Dropcam Echo : Home Security Meets the Cloudby Ganesh T S on August 11, 2010 7:50 AM EST
The Dropcam Echo review unit came in a spartan package. The camera itself was bubble wrapped. There were some mounting aids, a power adapter and an Ethernet cable. Similar to boxed software, the unit was accompanied by a card introducing the Dropcam Echo. The card also had a product key.
I wanted to setup the unit as a non-technical consumer, and decided to follow the directions blindly. Even though my router had a wireless MAC filter, I refrained from adding the Dopcam Echo's wireless MAC ID to the list.
The first direction was to connect the camera to the router using the supplied Ethernet cable. The introduction card directed me to visit www.dropcam.com/start as the next step. The key on the card was entered, and after this, the directions on the website were followed.

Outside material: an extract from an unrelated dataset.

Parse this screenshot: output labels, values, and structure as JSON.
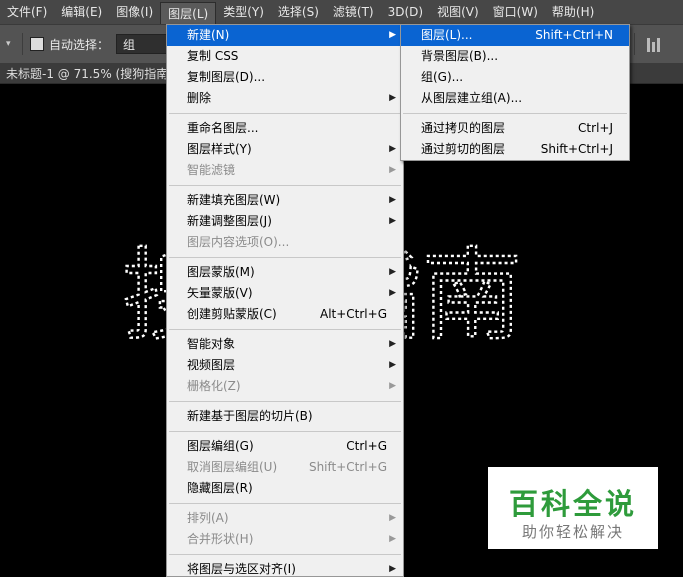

I was able to start watching the video from the camera on the site soon after entering the key, but the wireless was still left to be configured. Wireless setup was a must as the Dropcam had to be shifted to a different location, away from the router. The setup page presented me with a list of wireless networks within the reach of the camera, and upon selection of my network, prompted me to enter the network password. For a technical person like me, it was unnerving to find these details displayed and requested on a remote non-secure page, but this is the price one has to pay for a solution that is plug and play. After feedback, Dropcam has now moved these pages to a secure server.
After typing in the network password, the page directed me to lookup the status of the wireless connection by observing the nature of the glow around the lens. A full green would have implied that the wireless connection was successful, but I observed blinking red and green in sequence. Upon clicking the appropriate icon in the page, I was informed that the network password entered could have been incorrect. Failing this, I was supposed to contact Dropcam support. Fortunately, I had requested them to let me know where to find the MAC ID earlier. It turned out to be the SN at the back of the unit. With this MAC ID entered in the wireless filter, I entered the password again, and was presented with a successful wireless connection for the camera. After feedback, Dropcam has added a note about wireless MAC filters to the appropriate page.
All said, I was up and running, with the Dropcam far away from the router (still within the wireless reach) within 10 minutes. I have to say that this is probably the shortest time I have ever spent in setting up any sort of networking gadget.